Profiling TPC-H (per-operator self-time) shows the cost is concentrated in three places, and only one of them is a SIMD question:

  • Joins (~50%). Hashing and the hash-table probe are already vectorised with RVV. The remaining cost is random-access memory traffic — fetching and comparing keys and payloads from the hash table — which is latency-bound and cannot be vectorised away. On a board with a modest memory subsystem this pointer-chasing dominates.
  • Parquet decode (~28%). Decompression, bit-unpacking, and dictionary expansion. This is the main area where more RISC-V SIMD could help, but the realisable win is bounded (see below).
  • Query planning (~31% of traced time).
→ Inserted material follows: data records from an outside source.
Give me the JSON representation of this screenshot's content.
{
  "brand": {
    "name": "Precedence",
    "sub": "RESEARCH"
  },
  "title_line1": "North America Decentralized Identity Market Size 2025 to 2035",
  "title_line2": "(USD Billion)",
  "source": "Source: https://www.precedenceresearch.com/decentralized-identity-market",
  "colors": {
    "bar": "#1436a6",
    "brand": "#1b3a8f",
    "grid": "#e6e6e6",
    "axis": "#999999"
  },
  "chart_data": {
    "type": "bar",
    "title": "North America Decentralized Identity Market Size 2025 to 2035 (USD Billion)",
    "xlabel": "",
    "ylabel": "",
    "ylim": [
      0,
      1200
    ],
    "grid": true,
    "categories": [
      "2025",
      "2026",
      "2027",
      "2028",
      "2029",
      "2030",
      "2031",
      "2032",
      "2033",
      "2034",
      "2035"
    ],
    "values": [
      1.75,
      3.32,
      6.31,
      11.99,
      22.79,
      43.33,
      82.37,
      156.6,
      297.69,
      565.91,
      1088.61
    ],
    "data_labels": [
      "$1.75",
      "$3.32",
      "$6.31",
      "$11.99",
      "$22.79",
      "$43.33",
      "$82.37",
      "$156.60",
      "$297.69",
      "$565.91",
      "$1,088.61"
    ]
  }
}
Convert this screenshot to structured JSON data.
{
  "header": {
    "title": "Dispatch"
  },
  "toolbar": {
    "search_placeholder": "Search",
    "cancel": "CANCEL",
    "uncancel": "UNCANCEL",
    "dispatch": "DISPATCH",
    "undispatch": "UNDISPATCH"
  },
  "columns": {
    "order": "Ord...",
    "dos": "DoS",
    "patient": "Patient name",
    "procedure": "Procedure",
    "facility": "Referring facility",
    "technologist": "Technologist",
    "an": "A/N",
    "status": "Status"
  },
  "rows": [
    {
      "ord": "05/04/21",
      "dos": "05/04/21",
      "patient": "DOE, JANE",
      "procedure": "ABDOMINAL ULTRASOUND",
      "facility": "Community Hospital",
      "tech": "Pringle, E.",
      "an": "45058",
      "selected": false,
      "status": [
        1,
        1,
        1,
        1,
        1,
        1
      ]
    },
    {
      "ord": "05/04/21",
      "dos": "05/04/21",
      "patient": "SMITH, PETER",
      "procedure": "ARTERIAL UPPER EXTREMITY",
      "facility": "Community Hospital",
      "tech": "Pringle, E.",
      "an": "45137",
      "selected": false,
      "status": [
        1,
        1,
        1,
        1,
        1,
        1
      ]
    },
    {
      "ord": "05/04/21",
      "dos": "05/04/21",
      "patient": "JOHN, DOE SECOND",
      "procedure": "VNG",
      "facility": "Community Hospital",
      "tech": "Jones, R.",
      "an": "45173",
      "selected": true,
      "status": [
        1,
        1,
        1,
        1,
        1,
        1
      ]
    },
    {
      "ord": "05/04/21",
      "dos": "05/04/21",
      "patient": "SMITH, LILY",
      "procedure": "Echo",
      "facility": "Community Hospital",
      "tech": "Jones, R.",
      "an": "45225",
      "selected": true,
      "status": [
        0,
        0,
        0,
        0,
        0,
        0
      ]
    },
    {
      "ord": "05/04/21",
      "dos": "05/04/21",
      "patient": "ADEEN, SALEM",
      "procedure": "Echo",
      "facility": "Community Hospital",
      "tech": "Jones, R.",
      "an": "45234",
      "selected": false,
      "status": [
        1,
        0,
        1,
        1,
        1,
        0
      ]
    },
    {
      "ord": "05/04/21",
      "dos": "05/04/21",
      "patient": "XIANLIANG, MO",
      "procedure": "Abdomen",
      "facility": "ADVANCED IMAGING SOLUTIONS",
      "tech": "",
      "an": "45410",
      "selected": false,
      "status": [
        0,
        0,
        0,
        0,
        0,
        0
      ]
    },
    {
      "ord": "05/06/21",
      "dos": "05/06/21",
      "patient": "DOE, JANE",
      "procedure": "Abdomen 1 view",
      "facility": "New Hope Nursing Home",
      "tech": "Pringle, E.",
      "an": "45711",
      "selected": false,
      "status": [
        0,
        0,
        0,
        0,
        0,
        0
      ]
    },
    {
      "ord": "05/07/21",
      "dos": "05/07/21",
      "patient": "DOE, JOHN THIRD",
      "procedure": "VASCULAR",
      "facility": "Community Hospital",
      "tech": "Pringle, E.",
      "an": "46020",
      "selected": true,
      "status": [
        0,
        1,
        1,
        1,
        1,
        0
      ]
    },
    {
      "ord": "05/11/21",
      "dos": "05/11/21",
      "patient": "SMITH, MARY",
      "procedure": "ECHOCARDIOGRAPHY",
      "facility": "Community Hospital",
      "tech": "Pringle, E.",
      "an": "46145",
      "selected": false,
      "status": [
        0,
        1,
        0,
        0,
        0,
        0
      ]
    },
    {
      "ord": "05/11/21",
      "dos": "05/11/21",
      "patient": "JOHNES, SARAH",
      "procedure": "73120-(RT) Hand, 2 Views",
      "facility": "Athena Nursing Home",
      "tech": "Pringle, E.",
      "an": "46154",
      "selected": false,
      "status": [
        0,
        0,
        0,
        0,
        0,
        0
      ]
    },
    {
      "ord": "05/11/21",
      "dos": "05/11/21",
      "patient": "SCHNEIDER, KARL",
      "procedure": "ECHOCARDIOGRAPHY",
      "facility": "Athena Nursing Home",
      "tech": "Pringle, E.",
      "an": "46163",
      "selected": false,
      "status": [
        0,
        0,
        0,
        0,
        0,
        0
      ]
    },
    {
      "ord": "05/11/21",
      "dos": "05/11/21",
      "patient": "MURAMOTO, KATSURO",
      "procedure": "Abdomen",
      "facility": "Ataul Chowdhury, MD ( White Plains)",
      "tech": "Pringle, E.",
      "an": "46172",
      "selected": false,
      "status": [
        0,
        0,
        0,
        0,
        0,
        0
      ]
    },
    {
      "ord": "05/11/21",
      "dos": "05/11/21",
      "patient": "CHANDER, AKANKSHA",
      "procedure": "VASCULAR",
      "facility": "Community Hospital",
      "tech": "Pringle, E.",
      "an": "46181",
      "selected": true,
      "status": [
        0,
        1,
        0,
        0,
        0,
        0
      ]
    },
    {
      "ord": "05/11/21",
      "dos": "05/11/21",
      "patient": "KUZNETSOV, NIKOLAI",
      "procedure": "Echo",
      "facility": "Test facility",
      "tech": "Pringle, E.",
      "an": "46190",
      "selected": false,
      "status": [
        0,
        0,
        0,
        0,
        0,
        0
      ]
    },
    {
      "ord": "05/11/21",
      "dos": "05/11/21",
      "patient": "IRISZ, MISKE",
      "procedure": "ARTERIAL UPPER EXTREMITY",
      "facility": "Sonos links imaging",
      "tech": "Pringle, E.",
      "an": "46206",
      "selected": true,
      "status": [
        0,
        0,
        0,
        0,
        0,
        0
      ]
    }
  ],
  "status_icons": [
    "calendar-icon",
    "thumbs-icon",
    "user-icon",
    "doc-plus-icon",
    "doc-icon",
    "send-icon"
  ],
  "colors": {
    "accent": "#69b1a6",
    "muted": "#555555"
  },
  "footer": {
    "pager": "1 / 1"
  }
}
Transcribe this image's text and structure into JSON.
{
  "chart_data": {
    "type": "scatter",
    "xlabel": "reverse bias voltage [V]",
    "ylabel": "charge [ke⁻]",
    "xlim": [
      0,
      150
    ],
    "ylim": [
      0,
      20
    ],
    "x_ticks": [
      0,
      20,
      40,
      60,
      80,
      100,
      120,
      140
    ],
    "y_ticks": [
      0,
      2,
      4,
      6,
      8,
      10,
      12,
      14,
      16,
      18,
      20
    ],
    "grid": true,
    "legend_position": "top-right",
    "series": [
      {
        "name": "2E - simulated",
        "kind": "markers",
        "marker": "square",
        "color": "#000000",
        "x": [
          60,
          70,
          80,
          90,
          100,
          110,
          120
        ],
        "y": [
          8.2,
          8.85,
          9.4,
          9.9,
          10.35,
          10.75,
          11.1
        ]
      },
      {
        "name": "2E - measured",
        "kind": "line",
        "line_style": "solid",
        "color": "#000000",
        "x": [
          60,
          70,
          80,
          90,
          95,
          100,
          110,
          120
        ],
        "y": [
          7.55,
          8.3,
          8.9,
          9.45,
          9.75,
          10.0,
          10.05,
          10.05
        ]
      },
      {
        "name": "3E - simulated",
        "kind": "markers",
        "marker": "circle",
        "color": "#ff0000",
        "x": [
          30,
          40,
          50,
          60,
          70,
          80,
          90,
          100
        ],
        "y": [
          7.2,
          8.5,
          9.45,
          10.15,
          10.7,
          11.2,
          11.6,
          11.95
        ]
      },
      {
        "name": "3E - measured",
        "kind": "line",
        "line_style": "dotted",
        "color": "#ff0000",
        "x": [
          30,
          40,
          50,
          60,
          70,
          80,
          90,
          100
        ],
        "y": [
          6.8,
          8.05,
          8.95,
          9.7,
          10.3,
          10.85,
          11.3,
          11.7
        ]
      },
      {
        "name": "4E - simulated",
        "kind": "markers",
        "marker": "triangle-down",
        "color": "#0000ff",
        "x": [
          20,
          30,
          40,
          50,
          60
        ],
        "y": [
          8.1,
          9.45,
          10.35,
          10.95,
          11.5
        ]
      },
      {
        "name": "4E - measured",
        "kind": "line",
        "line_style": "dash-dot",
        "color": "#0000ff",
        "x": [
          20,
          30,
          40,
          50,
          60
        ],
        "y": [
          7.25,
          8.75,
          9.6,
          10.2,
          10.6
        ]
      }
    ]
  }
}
Planning is Python, by design — Opteryx plans in Python and executes natively. On RISC-V the Python interpreter is comparatively slow, so planning is a larger share of wall time than on faster hosts. This is interpreter speed, not a vectorisation gap.

The practical takeaway: the two largest costs (join memory latency and Python planning) are not SIMD-addressable, so vectorising more of the decode path yields a bounded improvement rather than closing the gap to faster hardware.


Portability notes for contributors

Two classes of issue are worth knowing when touching native code that may run on RISC-V:

  • Unaligned access. RISC-V traps unaligned multi-byte loads/stores that x86 and ARM tolerate. Reading or writing a multi-byte value through a raw reinterpreted pointer into an arbitrarily-aligned buffer (for example an I/O serialisation buffer) will fault. Use memcpy for unaligned access — it compiles to the same instruction on x86/ARM and is safe everywhere.
  • Transitive standard-library includes. GCC's libstdc++ does not pull in as many headers transitively as Clang's libc++. Include what you use (<algorithm>, <vector>, <exception>, …) rather than relying on a header arriving via another include — code can build on macOS and fail on a Linux RISC-V toolchain otherwise.

Both follow the project rule that platform fixes must stay correct on every target: a RISC-V fix should never regress the x86 or ARM build.